Researchers with the University of British Columbia have provided a new estimate for the potential number of habitable Earth-like planets (called exoplanets) located in our galaxy: up to six billion. The estimate is based on the number of G-type stars in our galaxy, which are similar to Earth’s own Sun. For a planet to be habitable, it must be in the ‘goldilocks’ zone of its star where it neither too hot nor too cold.
The study comes from co-authors and UBC researchers Michelle Kunimoto and Jaymie Matthews; it was recently published in The Astronomical Journal. The team focused specifically on the Milky Way, which is estimated to have up to a massive 400 billion stars, though only around 7-percent of them are Sun-like ‘G-Type’ stars.
Many of these stars have planets, but many of them will not be habitable due to excessively hot or cold temperatures. When a planet is in its star’s goldilocks zone, however, it is likely to have liquid water and a climate that could potentially support life — these are called exoplanets.

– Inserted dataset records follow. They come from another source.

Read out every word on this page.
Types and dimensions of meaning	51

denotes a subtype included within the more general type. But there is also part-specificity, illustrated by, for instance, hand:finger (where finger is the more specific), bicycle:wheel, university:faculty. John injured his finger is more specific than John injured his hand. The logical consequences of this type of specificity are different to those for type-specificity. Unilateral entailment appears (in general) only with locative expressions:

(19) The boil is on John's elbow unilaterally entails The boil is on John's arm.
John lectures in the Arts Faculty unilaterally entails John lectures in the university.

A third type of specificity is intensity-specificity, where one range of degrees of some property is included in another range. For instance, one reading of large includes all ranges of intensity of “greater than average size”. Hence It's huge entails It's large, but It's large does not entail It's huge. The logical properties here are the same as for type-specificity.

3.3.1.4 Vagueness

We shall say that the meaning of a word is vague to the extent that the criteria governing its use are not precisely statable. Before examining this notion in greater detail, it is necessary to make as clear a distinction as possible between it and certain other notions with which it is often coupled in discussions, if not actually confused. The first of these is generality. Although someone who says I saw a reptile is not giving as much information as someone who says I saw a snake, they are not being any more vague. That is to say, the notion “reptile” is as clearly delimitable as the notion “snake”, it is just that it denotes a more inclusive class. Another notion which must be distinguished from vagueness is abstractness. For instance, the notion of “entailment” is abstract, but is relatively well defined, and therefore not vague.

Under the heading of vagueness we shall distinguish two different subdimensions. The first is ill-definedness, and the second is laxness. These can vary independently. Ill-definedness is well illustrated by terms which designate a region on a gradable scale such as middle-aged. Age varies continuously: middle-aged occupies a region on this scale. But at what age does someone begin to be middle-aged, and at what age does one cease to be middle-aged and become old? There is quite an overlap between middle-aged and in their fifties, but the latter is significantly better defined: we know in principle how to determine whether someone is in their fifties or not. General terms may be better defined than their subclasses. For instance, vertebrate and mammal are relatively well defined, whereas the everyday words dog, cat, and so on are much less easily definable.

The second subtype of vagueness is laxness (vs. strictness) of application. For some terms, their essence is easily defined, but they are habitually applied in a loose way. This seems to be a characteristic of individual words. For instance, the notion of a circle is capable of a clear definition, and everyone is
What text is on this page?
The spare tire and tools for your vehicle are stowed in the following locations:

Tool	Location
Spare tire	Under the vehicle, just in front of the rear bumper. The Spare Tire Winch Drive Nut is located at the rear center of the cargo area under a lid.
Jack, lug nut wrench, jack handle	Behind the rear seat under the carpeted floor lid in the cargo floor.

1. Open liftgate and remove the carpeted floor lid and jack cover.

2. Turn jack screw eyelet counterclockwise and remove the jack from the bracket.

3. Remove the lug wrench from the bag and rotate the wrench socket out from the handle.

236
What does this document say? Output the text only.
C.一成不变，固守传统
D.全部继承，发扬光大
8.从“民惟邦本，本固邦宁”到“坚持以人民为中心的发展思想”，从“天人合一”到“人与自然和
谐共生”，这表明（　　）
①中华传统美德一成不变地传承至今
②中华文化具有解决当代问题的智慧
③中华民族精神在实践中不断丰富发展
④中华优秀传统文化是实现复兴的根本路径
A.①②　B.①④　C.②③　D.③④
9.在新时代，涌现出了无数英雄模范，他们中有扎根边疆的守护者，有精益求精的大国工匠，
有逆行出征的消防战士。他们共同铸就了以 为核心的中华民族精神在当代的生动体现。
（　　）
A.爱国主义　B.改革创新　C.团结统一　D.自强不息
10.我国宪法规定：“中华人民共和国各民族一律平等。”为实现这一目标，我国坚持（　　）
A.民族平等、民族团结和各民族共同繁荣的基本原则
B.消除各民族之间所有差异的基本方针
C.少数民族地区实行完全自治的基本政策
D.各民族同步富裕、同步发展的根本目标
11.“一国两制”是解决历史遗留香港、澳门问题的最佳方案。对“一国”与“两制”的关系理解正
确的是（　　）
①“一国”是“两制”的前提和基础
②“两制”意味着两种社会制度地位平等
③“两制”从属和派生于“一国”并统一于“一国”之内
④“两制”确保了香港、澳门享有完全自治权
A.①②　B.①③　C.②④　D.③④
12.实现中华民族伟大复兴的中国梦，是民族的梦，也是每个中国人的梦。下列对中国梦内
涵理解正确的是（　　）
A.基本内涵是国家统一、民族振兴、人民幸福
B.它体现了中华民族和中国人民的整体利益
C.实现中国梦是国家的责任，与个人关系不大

According to Kunimoto, there may be up to 0.18 exoplanets for each G-type star, which works out to up to six billion of these Earth-like celestial bodies. The results are based on a method called forward modeling, with Kunimoto explaining:
I started by simulating the full population of exoplanets around the stars Kepler searched. I marked each planet as ‘detected’ or ‘missed’ depending on how likely it was my planet search algorithm would have found them. Then, I compared the detected planets to my actual catalog of planets. If the simulation produced a close match, then the initial population was likely a good representation of the actual population of planets orbiting those stars.
The study joins a different one from the University of Nottingham that estimates there may be more than 30 intelligent civilizations in the Milky Way.